Wednesday, April 7, 2010

The Potential of Thinking Positively

I know that my life is shaped by the thoughts that I have. I know this. And I know that when I feel like the world is wobbling underneath me and things are getting shaky, I can change the way I view things by changing my thoughts. It is easy to know this. It is more difficult to actually do this.

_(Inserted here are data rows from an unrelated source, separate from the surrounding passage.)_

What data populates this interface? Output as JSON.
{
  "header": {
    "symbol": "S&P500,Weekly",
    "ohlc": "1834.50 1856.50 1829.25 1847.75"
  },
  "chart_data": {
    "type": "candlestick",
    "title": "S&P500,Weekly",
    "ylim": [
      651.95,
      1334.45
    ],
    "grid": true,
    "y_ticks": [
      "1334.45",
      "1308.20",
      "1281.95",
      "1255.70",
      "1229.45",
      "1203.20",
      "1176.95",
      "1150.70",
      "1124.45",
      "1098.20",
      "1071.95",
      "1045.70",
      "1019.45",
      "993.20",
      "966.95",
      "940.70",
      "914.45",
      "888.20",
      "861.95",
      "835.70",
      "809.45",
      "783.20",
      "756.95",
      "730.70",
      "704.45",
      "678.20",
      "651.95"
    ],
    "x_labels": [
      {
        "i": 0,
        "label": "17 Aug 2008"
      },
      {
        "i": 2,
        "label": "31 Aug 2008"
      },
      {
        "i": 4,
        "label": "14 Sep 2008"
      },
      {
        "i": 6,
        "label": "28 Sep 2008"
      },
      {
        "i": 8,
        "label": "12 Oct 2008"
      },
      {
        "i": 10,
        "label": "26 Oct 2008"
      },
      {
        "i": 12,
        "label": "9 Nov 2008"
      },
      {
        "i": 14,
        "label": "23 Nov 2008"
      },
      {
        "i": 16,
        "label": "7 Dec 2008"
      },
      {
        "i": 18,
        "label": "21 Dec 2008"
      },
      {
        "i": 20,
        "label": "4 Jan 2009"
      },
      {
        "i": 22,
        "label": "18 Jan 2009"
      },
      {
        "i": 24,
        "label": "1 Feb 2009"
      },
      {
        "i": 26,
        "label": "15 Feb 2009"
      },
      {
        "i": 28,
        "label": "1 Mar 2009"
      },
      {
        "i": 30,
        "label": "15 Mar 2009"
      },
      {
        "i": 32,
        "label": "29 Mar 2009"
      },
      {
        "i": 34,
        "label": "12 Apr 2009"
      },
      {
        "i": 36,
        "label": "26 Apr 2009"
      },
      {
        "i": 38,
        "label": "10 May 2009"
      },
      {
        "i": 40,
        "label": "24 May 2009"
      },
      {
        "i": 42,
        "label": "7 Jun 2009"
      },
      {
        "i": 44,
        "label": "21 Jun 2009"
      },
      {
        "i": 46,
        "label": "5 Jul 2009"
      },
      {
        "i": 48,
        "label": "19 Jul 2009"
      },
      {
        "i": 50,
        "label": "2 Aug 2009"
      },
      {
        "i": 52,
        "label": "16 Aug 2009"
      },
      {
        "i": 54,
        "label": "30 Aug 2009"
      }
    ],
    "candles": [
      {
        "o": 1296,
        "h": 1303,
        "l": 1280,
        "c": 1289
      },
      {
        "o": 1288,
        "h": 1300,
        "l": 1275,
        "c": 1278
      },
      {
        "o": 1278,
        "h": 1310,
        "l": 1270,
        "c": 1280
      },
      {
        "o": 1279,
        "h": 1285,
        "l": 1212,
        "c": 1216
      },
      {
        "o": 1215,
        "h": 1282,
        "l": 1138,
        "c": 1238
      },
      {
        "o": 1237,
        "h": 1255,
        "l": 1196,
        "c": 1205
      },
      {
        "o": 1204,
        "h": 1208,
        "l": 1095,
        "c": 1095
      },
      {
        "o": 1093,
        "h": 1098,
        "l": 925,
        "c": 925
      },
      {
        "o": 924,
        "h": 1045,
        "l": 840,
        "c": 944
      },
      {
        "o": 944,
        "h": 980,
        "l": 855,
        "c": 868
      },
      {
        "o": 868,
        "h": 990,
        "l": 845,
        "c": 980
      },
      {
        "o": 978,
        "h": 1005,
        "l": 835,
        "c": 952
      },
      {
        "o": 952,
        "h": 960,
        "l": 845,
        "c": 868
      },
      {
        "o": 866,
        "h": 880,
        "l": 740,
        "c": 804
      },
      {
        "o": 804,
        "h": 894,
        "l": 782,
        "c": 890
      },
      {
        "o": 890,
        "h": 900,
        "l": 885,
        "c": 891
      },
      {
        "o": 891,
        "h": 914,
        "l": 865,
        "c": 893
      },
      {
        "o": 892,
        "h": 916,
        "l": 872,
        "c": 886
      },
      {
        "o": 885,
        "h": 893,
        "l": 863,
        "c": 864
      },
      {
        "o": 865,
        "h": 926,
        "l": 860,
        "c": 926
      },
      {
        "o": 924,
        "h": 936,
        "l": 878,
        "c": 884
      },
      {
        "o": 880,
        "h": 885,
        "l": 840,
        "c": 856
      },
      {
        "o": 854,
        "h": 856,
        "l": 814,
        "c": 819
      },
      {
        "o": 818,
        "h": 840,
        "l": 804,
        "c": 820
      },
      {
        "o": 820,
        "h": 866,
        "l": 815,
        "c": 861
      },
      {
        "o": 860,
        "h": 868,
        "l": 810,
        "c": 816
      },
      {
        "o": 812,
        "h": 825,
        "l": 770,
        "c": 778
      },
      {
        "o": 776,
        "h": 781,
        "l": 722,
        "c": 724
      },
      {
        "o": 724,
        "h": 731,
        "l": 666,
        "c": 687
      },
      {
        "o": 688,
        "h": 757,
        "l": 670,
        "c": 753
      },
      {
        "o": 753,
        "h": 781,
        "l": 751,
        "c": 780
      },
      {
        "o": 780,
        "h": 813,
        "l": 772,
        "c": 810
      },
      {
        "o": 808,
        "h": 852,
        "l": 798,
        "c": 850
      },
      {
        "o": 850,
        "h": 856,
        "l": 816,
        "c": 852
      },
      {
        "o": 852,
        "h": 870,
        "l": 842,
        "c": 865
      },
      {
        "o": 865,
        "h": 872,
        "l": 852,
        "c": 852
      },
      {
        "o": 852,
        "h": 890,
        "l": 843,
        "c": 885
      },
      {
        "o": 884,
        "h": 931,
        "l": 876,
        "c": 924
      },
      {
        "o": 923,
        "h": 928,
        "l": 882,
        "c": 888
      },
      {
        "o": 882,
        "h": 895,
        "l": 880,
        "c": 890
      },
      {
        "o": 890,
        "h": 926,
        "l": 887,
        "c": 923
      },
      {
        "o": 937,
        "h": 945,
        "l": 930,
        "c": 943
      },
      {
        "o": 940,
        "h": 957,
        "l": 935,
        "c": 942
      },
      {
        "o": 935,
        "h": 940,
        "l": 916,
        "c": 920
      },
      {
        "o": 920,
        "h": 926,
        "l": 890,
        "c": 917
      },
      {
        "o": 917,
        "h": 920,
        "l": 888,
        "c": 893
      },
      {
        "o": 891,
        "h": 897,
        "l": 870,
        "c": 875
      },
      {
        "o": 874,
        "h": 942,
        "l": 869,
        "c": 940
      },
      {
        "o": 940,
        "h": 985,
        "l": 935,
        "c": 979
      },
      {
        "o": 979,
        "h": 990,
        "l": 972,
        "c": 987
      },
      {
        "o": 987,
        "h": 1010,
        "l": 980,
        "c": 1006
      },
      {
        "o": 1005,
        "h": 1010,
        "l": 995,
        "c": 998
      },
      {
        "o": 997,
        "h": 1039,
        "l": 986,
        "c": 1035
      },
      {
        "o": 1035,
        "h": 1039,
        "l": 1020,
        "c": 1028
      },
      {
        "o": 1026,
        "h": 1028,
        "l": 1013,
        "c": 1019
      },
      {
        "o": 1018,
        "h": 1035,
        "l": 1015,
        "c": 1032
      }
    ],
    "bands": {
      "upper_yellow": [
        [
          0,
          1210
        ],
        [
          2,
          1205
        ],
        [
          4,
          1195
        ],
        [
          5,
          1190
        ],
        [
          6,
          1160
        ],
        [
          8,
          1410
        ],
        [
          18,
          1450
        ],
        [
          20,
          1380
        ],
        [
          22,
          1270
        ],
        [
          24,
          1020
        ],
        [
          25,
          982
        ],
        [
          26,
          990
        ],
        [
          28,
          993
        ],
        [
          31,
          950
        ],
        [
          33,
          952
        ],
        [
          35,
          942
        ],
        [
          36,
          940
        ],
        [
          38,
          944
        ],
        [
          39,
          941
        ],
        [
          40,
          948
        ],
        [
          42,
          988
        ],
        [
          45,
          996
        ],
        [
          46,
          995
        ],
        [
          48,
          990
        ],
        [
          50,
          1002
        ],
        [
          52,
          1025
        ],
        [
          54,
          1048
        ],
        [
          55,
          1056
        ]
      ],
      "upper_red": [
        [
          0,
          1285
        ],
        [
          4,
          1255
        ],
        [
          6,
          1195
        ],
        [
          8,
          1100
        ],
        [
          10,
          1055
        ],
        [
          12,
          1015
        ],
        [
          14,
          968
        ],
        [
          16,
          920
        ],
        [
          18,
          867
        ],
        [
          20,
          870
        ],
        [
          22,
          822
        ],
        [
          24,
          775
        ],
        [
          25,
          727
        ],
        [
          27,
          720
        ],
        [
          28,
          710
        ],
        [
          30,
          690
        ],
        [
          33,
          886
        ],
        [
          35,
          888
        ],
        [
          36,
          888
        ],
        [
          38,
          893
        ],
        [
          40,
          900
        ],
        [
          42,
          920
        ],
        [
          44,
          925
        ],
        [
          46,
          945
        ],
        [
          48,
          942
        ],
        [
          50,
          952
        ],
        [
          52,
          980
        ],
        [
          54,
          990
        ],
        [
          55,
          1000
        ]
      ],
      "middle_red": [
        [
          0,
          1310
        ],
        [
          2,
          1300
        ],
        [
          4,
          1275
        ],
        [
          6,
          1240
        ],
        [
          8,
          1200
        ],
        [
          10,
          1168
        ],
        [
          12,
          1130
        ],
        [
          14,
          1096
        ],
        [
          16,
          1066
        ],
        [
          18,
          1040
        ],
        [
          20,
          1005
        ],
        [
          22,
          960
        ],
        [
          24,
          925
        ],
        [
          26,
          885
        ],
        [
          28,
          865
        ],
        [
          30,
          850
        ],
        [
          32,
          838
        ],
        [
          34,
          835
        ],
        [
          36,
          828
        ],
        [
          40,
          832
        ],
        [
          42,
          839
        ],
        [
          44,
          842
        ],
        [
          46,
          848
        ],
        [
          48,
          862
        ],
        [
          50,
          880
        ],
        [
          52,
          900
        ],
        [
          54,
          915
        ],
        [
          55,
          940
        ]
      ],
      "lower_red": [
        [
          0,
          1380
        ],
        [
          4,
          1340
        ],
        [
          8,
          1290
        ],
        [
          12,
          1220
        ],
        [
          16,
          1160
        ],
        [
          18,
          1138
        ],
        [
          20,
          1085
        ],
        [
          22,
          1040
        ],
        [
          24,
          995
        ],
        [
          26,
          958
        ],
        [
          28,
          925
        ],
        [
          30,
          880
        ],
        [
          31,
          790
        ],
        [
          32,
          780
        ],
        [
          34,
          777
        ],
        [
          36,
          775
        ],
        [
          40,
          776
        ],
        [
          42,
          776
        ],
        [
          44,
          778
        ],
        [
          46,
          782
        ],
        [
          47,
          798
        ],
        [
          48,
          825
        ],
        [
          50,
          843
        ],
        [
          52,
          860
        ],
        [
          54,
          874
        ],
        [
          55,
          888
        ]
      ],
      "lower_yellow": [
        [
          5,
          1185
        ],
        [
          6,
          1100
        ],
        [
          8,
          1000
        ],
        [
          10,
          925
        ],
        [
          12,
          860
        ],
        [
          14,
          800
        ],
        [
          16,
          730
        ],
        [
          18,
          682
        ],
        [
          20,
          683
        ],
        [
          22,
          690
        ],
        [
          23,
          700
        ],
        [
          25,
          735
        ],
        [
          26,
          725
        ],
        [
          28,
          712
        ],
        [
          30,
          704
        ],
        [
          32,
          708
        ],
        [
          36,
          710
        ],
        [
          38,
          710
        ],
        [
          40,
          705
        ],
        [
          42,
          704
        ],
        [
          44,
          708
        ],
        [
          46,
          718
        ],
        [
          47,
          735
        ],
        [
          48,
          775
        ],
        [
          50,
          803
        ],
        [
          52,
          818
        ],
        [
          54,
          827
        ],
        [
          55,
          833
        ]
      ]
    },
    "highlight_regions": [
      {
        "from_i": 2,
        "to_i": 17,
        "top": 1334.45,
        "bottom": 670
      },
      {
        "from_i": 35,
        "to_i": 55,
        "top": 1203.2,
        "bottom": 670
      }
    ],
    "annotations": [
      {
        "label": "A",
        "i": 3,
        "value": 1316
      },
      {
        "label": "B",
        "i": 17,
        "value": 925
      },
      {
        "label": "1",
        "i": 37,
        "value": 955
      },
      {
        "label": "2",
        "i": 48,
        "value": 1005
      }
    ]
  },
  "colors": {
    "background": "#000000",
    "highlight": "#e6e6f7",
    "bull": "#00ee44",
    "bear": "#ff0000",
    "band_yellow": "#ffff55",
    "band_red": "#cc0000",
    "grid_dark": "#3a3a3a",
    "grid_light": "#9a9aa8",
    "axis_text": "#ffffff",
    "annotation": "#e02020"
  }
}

I also realized an interesting pattern to my symptoms that have my doctors baffled. My vertigo is nearly obsolete in the mornings, the time of day when I feel the most optimistic, the time of day that I love the best. My vertigo worsens around mid-day, and is particularly virulent when I am around others, especially those with strong energies. My vertigo is also particularly nauseating when I haven't meditated or otherwise grounded my spiritual practice. That was a hello for me. I have recently felt like a spiritual person hiding in the closet, waiting for the safe time to come out. I am afraid that what my body is craving is a grounded, active or admitted spiritual practice. For me, that practice would be based on spiritual freedom through meditation, connection with the god of my heart and a deep connection and study of the natural world. And yoga, lots of yoga. One of the principles of my spiritual beliefs is that I create the world I live in through my thoughts, my actions and my reactions to my thoughts and the actions and intentions of others. To live this truth is my challenge.

I am trying. During a rather rough bout of vertigo on Monday (yes, I still have vertigo, can you believe it?), I was having a healing session with my friend when she sent me a huge hello. People had been reminding me for the past month to laugh and find amusement and change the way I think about my situation. But it hadn't come through, I mean really come through, until Monday. Somehow, as my friend asked for the third time over Skype if I was going to hurl, I realized that I had no routine or time set aside for spiritual practice. I am an organizational person, and I realized that I had not set aside any time for meditation or journaling, an activity that works wonders for my well-being. Instead, I had just "hoped" to find the time. Well, no more hoping, now it's in the google calendar just like everything else.

Each morning, I start with time for yoga. To move my body and feel the subtleties within. This is followed by a time for meditation, 15 minutes to an hour, depending on what comes. Followed by journaling time. If nothing else, I want to focus on what areas in my life I've been taking too seriously and see how I can change my thought patterns to create amusement and allow energy to flow in a positive direction.

I did this yesterday, and although my vertigo was still rocking and rolling, I felt somehow much more calm to deal with it. Instead of worrying about how bad it could get and how long it could last, I remembered my meditative tools and remained calm, collected, and available to participate in my life, rather than fall victim to it.